There was a knock at the door. I started, but regained my composure quickly and called, "Come in." She did. I looked up and was stunned. I had underestimated the girl the last time I had seen her. She was not merely pretty, she was almost beautiful. I stared. I couldn't help it. I ran my eyes over every inch of her. This girl, this lovely woman, she was mine. And what was more, she was almost begging to keep things that way. Short of wondering if she had lost her mind, I could have no objection.

She didn't speak, and the silence quickly became intolerable, so I choked out, "I got your letter." I wondered if I could fill those four pitiful words with the incredible depth of the feelings I had about the letter and the letter writer. I saw her brown eyes light up, so perhaps I succeeded. Or maybe the fact that I had said some civil words to her made her happy. I didn't know. I only knew that, at that moment, I would have done anything to keep that smile on her face and that light in her eyes.

"Is that why you decided to give me a chance?" she asked, accusingly. I flinched. The words hurt me. My rejection of her had obviously caused her a lot of pain. I felt disgusted at myself, and I felt a deep and overwhelming sadness born of the fear that she might not let me say all that I needed to say. She might not want to hear it. She might walk away and leave me here.

The words tumbled out of my mouth, far too fast, in my desperation to say as much as I could in the time allowed. "I'm sorry I said what I said. I'm not myself. I really didn't know who you were, what you meant to me. I still don't. I feel… something towards you, something powerful, but I'm not sure what it is. It could be love, I don't know. I don't remember ever being in love before, so I don't know what it feels like." I paused, gasping for breath. The emotional outpouring had tired me. I had not planned to say most of it, but I knew that all of it was true.
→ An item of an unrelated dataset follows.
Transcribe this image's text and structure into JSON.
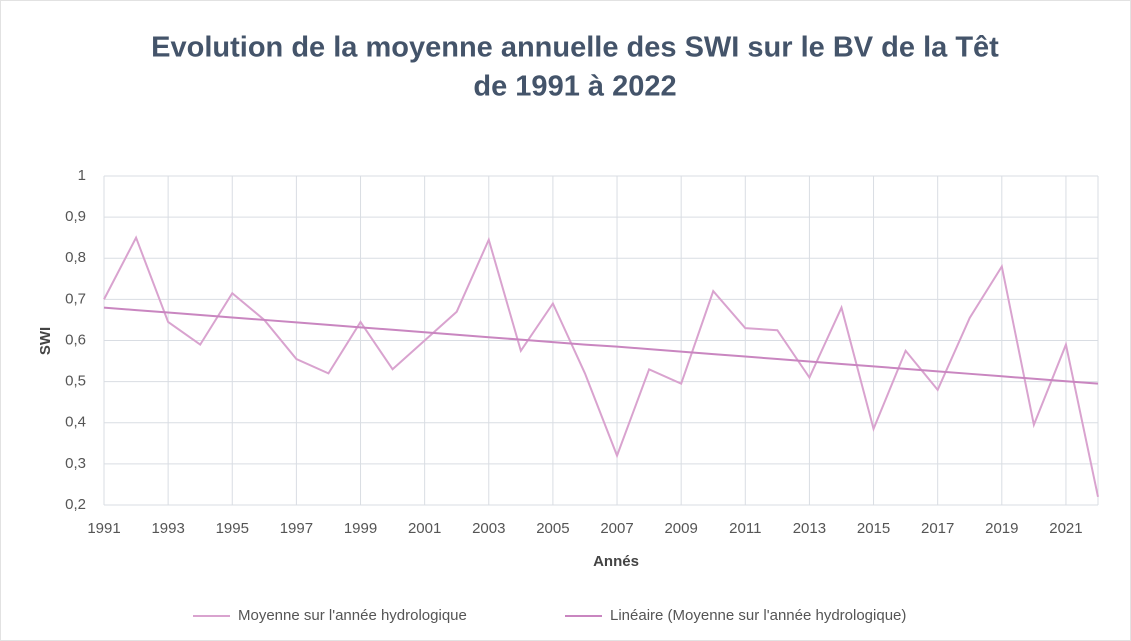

"You know what I said in my letter," she said, with pleading in her caramel eyes. I nodded, careful not to allow any of the emotion attached to the letter to show in my face. "What do you think?" I stared at her, slackly. I didn't know what she meant. I thought and felt so many things with regards to that letter. Seeing my confusion, she clarified, "Do you think that there's hope for us? I know you don't remember me, or anything we did together, and you may never be able to, but do you think that we could just pick up where we left off?"

It was at that moment that I knew that everything was going to be alright. The unease and misery of the previous couple of days had evaporated. Ginny's air of desperation convinced me that she wanted to sort this out as much as I did. The joy flooded my heart and my soul, but none of the emotion reached my eyes. Many years of indoctrination by Lucius Malfoy had made me adept at hiding my emotions until I wanted them to be shown. Now I knew that she was mine, I couldn't resist the chance to just play one last game with her.

In my best indifferent tone, I said, "No. No, I don't think we can." The look on her face was everything I could have wished for. Horror, disbelief and desperation mingled on her expressive freckled features. I would have kept the deceit up for longer, but then I saw tears beginning to form in her eyes, and I couldn't stand it any more.

"We can't pick up where we left off, but I wonder," I paused for dramatic effect, wondering if she would kill me for this later. "I wonder, Miss Weasley, if you would like to start all over again."

The beautiful light in her eyes was priceless. I would have spent the entire Malfoy fortune at once if someone had told me that there was a way to keep her so happy forever. She didn't reply. She didn't need to. She crossed the yards that lay between us and sat with me on the bed, and as she looked at me I could feel love. Then she kissed me, and it was wonderful. No words exist to describe that feeling. It felt like the first kiss of my life. And I suppose that, in a very real sense, it was.